I’ve explained before why we use the term “anti-choice” so often on the blog: What we generally object to is not the “pro-life” belief that “life” begins at conception and abortion is wrong, but rather the anti-choice stance that this means women should be legally deprived of control over their own bodies. The anti-choice, rather than pro-life, stance also supports lying to women, depriving them of accurate information, or obstructing their access to a safe abortion. But since we don’t get to use the term “pro-life” enough, I wanted to send some love to pro-choice pro-lifers.

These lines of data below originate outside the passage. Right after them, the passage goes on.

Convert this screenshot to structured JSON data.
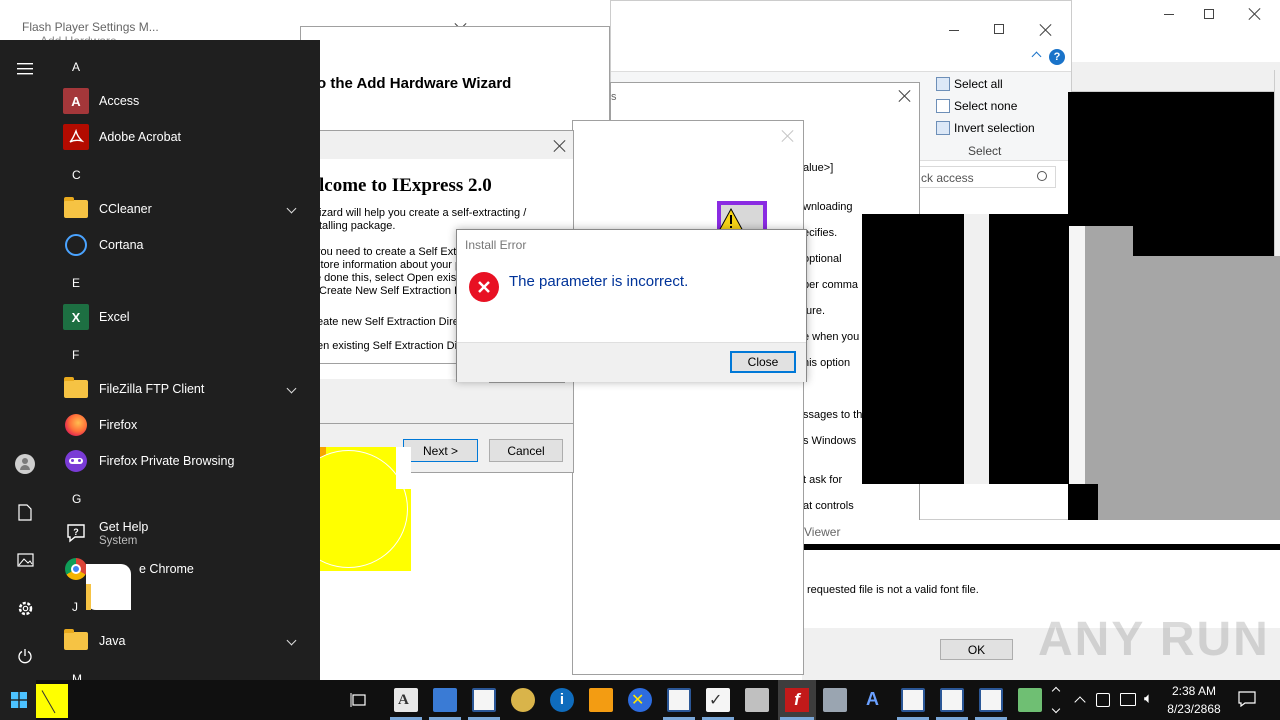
{
  "background_windows": {
    "font_viewer_title": "Flash Player Settings M...",
    "add_hardware_tab": "Add Hardware",
    "add_hardware_heading": "o the Add Hardware Wizard",
    "iexpress_cancel_fragment": "el",
    "char_fragment": "s",
    "ribbon": {
      "select_all": "Select all",
      "select_none": "Select none",
      "invert_selection": "Invert selection",
      "group_label": "Select"
    },
    "quick_access_placeholder": "ck access",
    "options_lines": [
      "alue>]",
      "wnloading",
      "ecifies.",
      "optional",
      "per comma",
      "ture.",
      "e when you",
      "his option",
      "ssages to th",
      "s Windows",
      "t ask for",
      "at controls"
    ],
    "font_viewer": {
      "title_fragment": "Viewer",
      "message": "requested file  is not a valid font file.",
      "ok_label": "OK"
    }
  },
  "iexpress_wizard": {
    "heading": "lcome to IExpress 2.0",
    "para1_line1": "izard will help you create a self-extracting /",
    "para1_line2": "talling package.",
    "para2_line1": "you need to create a Self Extra",
    "para2_line2": "store information about your pa",
    "para2_line3": "e done this, select Open existi",
    "para2_line4": "Create New Self Extraction Di",
    "radio1": "eate new Self Extraction Direc",
    "radio2": "en existing Self Extraction Dir",
    "next_label": "Next >",
    "cancel_label": "Cancel"
  },
  "install_error": {
    "title": "Install Error",
    "message": "The parameter is incorrect.",
    "close_label": "Close"
  },
  "start_menu": {
    "groups": [
      {
        "letter": "A"
      },
      {
        "letter": "C"
      },
      {
        "letter": "E"
      },
      {
        "letter": "F"
      },
      {
        "letter": "G"
      },
      {
        "letter": "J"
      },
      {
        "letter": "M"
      }
    ],
    "apps": {
      "access": "Access",
      "acrobat": "Adobe Acrobat",
      "ccleaner": "CCleaner",
      "cortana": "Cortana",
      "excel": "Excel",
      "filezilla": "FileZilla FTP Client",
      "firefox": "Firefox",
      "firefox_private": "Firefox Private Browsing",
      "get_help": "Get Help",
      "get_help_sub": "System",
      "chrome": "e Chrome",
      "java": "Java"
    },
    "access_icon_letter": "A",
    "excel_icon_letter": "X"
  },
  "taskbar": {
    "time": "2:38 AM",
    "date": "8/23/2868"
  },
  "watermark": "ANY RUN",
  "colors": {
    "start_bg": "#1f1f1f",
    "taskbar_bg": "#101010",
    "error_red": "#e81123",
    "link_blue": "#003399",
    "access_red": "#a4373a",
    "excel_green": "#1d6f42",
    "acrobat_red": "#b30b00"
  }
}
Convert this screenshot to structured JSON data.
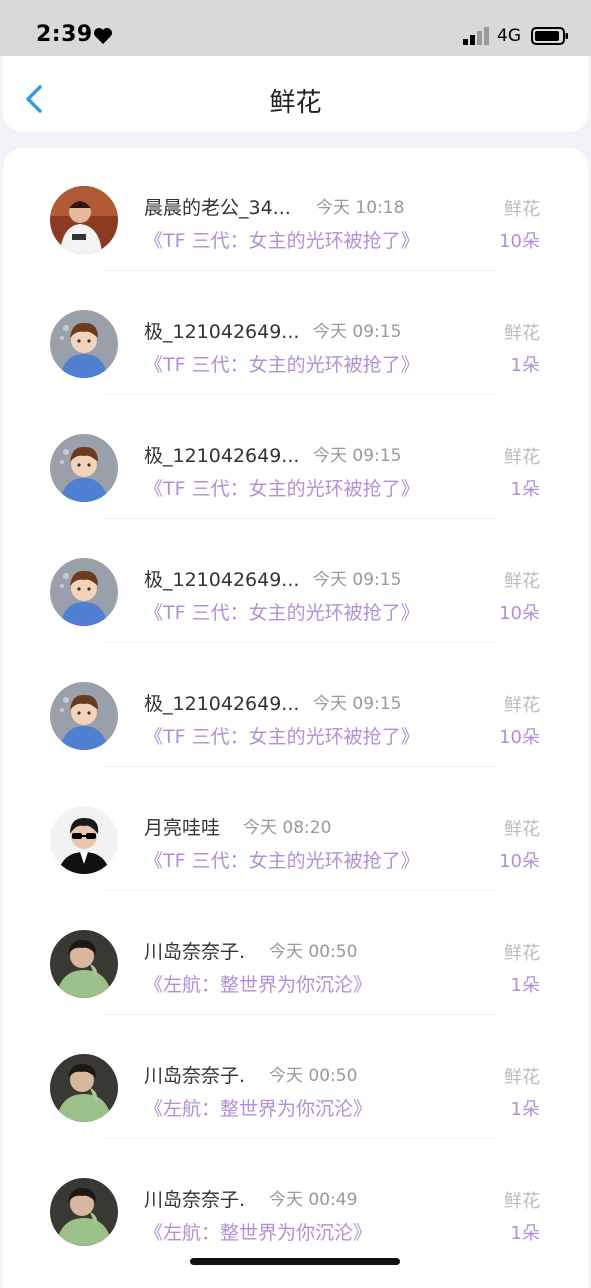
{
  "status_bar": {
    "time": "2:39",
    "network": "4G"
  },
  "header": {
    "title": "鲜花"
  },
  "list": [
    {
      "name": "晨晨的老公_34...",
      "time": "今天 10:18",
      "book": "《TF 三代：女主的光环被抢了》",
      "gift": "鲜花",
      "count": "10朵",
      "avatar": "avatar-boy-red"
    },
    {
      "name": "极_121042649...",
      "time": "今天 09:15",
      "book": "《TF 三代：女主的光环被抢了》",
      "gift": "鲜花",
      "count": "1朵",
      "avatar": "avatar-cartoon-boy"
    },
    {
      "name": "极_121042649...",
      "time": "今天 09:15",
      "book": "《TF 三代：女主的光环被抢了》",
      "gift": "鲜花",
      "count": "1朵",
      "avatar": "avatar-cartoon-boy"
    },
    {
      "name": "极_121042649...",
      "time": "今天 09:15",
      "book": "《TF 三代：女主的光环被抢了》",
      "gift": "鲜花",
      "count": "10朵",
      "avatar": "avatar-cartoon-boy"
    },
    {
      "name": "极_121042649...",
      "time": "今天 09:15",
      "book": "《TF 三代：女主的光环被抢了》",
      "gift": "鲜花",
      "count": "10朵",
      "avatar": "avatar-cartoon-boy"
    },
    {
      "name": "月亮哇哇",
      "time": "今天 08:20",
      "book": "《TF 三代：女主的光环被抢了》",
      "gift": "鲜花",
      "count": "10朵",
      "avatar": "avatar-sunglasses"
    },
    {
      "name": "川岛奈奈子.",
      "time": "今天 00:50",
      "book": "《左航：整世界为你沉沦》",
      "gift": "鲜花",
      "count": "1朵",
      "avatar": "avatar-green-sweater"
    },
    {
      "name": "川岛奈奈子.",
      "time": "今天 00:50",
      "book": "《左航：整世界为你沉沦》",
      "gift": "鲜花",
      "count": "1朵",
      "avatar": "avatar-green-sweater"
    },
    {
      "name": "川岛奈奈子.",
      "time": "今天 00:49",
      "book": "《左航：整世界为你沉沦》",
      "gift": "鲜花",
      "count": "1朵",
      "avatar": "avatar-green-sweater"
    }
  ],
  "colors": {
    "accent": "#b28fd6",
    "back_arrow": "#2b9fe6",
    "muted": "#999999"
  }
}
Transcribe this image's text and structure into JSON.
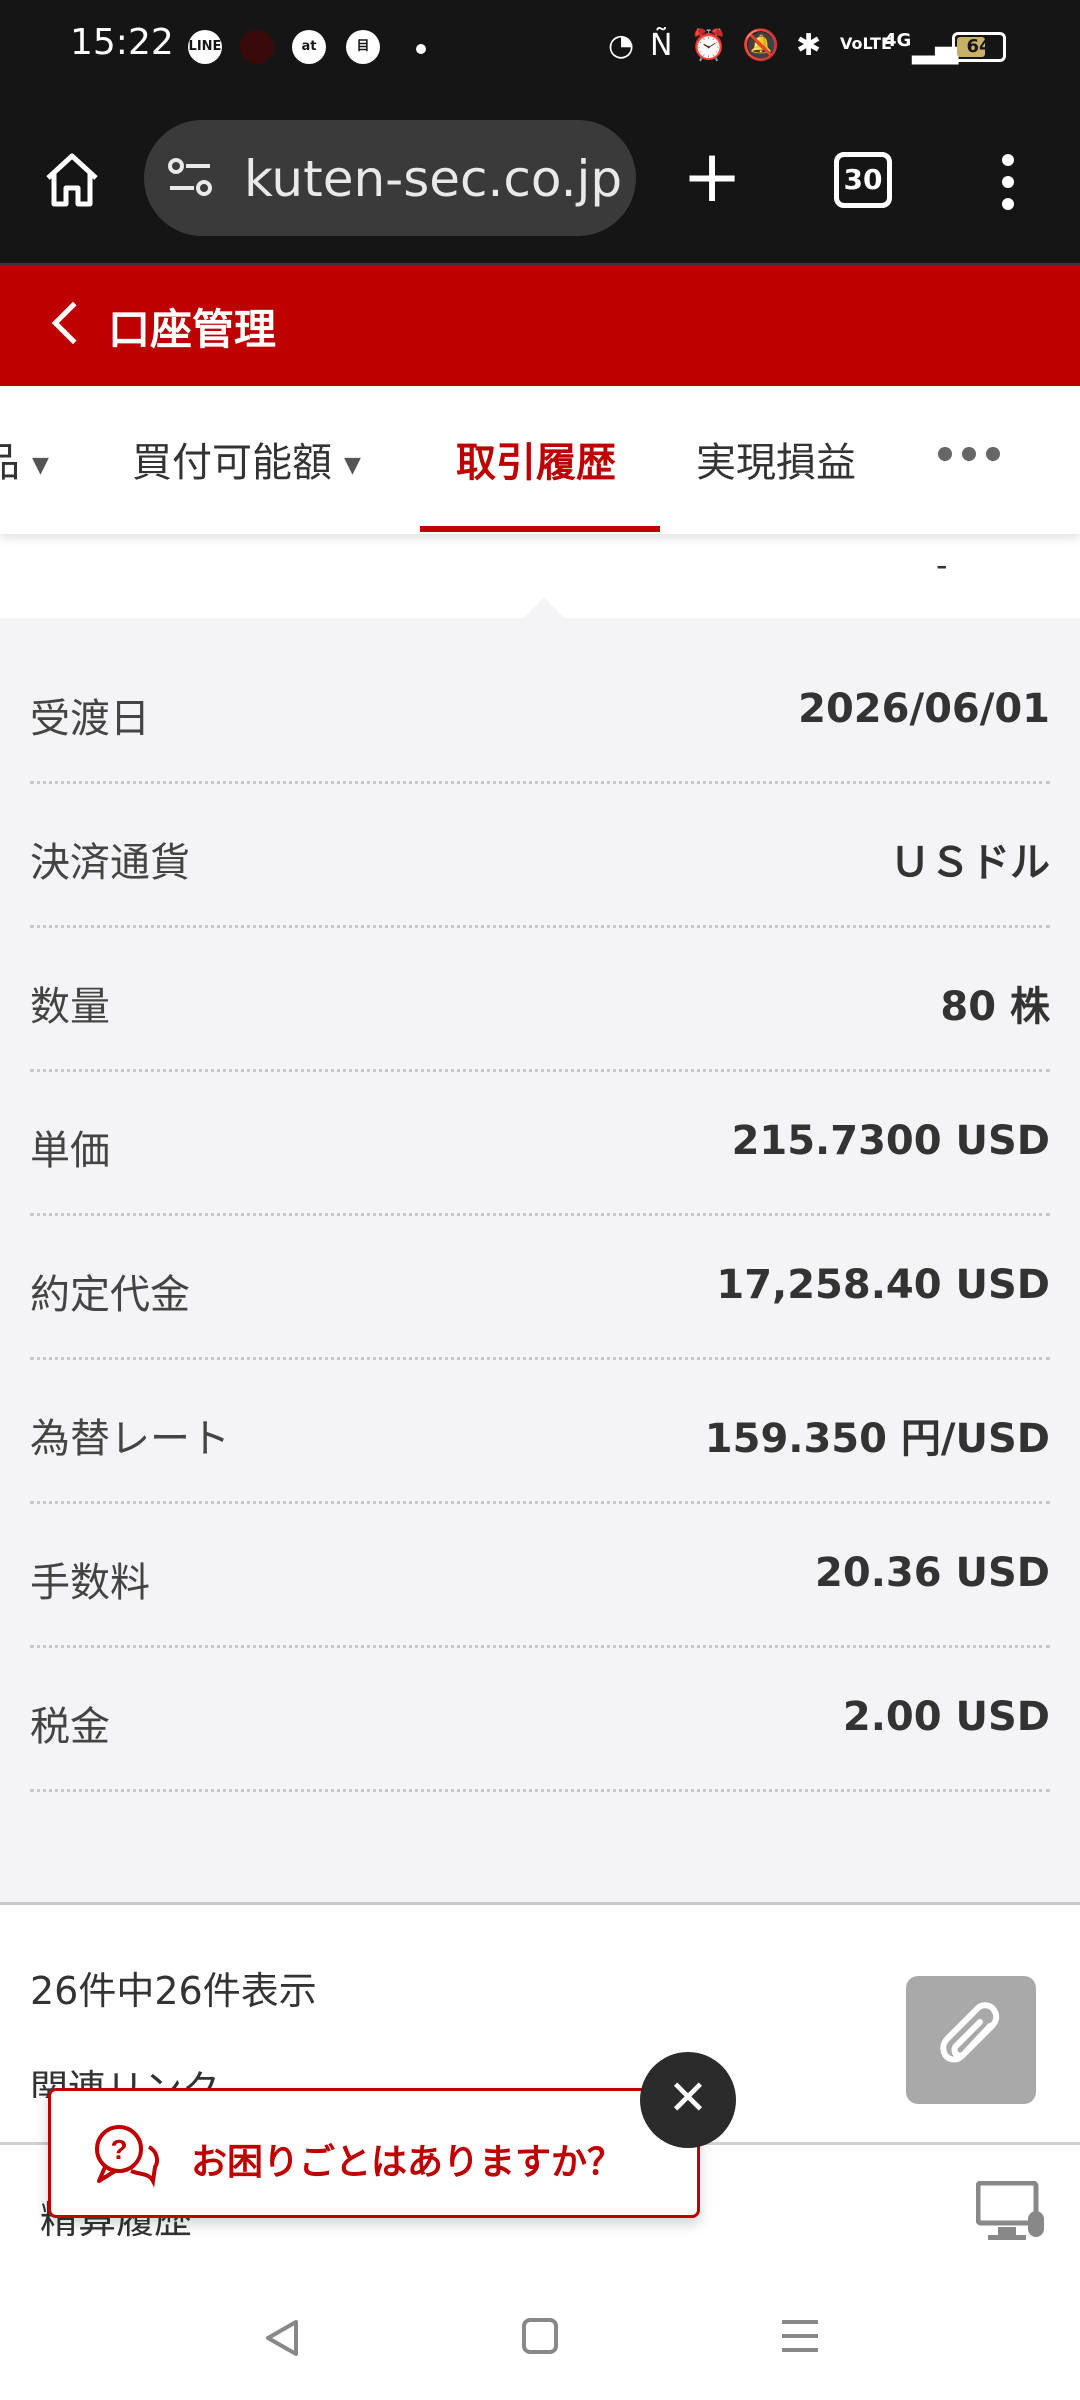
{
  "status_bar": {
    "time": "15:22",
    "notif_icons": [
      "LINE",
      "at",
      "目"
    ],
    "battery_level": "64",
    "network_label": "4G"
  },
  "browser": {
    "url": "kuten-sec.co.jp",
    "tabs_count": "30"
  },
  "header": {
    "title": "口座管理"
  },
  "tabs": [
    {
      "label": "品",
      "has_caret": true,
      "active": false
    },
    {
      "label": "買付可能額",
      "has_caret": true,
      "active": false
    },
    {
      "label": "取引履歴",
      "has_caret": false,
      "active": true
    },
    {
      "label": "実現損益",
      "has_caret": false,
      "active": false
    }
  ],
  "tab_caret": "▼",
  "prev_row_value": "-",
  "details": [
    {
      "label": "受渡日",
      "value": "2026/06/01"
    },
    {
      "label": "決済通貨",
      "value": "ＵＳドル"
    },
    {
      "label": "数量",
      "value": "80 株"
    },
    {
      "label": "単価",
      "value": "215.7300 USD"
    },
    {
      "label": "約定代金",
      "value": "17,258.40 USD"
    },
    {
      "label": "為替レート",
      "value": "159.350 円/USD"
    },
    {
      "label": "手数料",
      "value": "20.36 USD"
    },
    {
      "label": "税金",
      "value": "2.00 USD"
    }
  ],
  "footer": {
    "record_count": "26件中26件表示",
    "related_links": "関連リンク",
    "bottom_bar_text": "精算履歴"
  },
  "help_popup": {
    "text": "お困りごとはありますか？",
    "close_symbol": "✕"
  },
  "colors": {
    "brand_red": "#bf0000",
    "panel_bg": "#f4f4f6",
    "browser_bg": "#151515"
  }
}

When it comes to reproductive rights, abortion is an easy issue for me. I don’t believe that life begins at conception, so in the case of an unwanted pregnancy, supporting the decision to have an abortion is a simple matter. I understand that for somebody who is pro-life, abortion is much more than a medical procedure, and I would expect that for this reason they would try to lower the rate of abortion as much as possible. I respect this. I further respect it when pro-lifers tell me it’s not their place to judge or legislate what happens to another woman’s body, that this is not the way to support their personal beliefs. Thank you for understanding.

There are so many ways pro-lifers can (and do) take action to decrease the rate of abortion  — and they don’t even have to focus their efforts on reducing the rate of unplanned pregnancies through contraception, if that’s also something they have religious qualms about. Three-quarters of women who decide to have an abortion cite not being able to “afford” a child as a factor, and when the economy goes down, abortions go up. Of women who get an abortion, 60% already have children. That’s why my favorite pro-lifers work with pro-choicers to pass equal pay legislation so mothers will no longer make 73 cents on the dollar; make subsidized child care available to working mothers; extend unemployment benefits during recession; and improve social services, amongst other positive actions.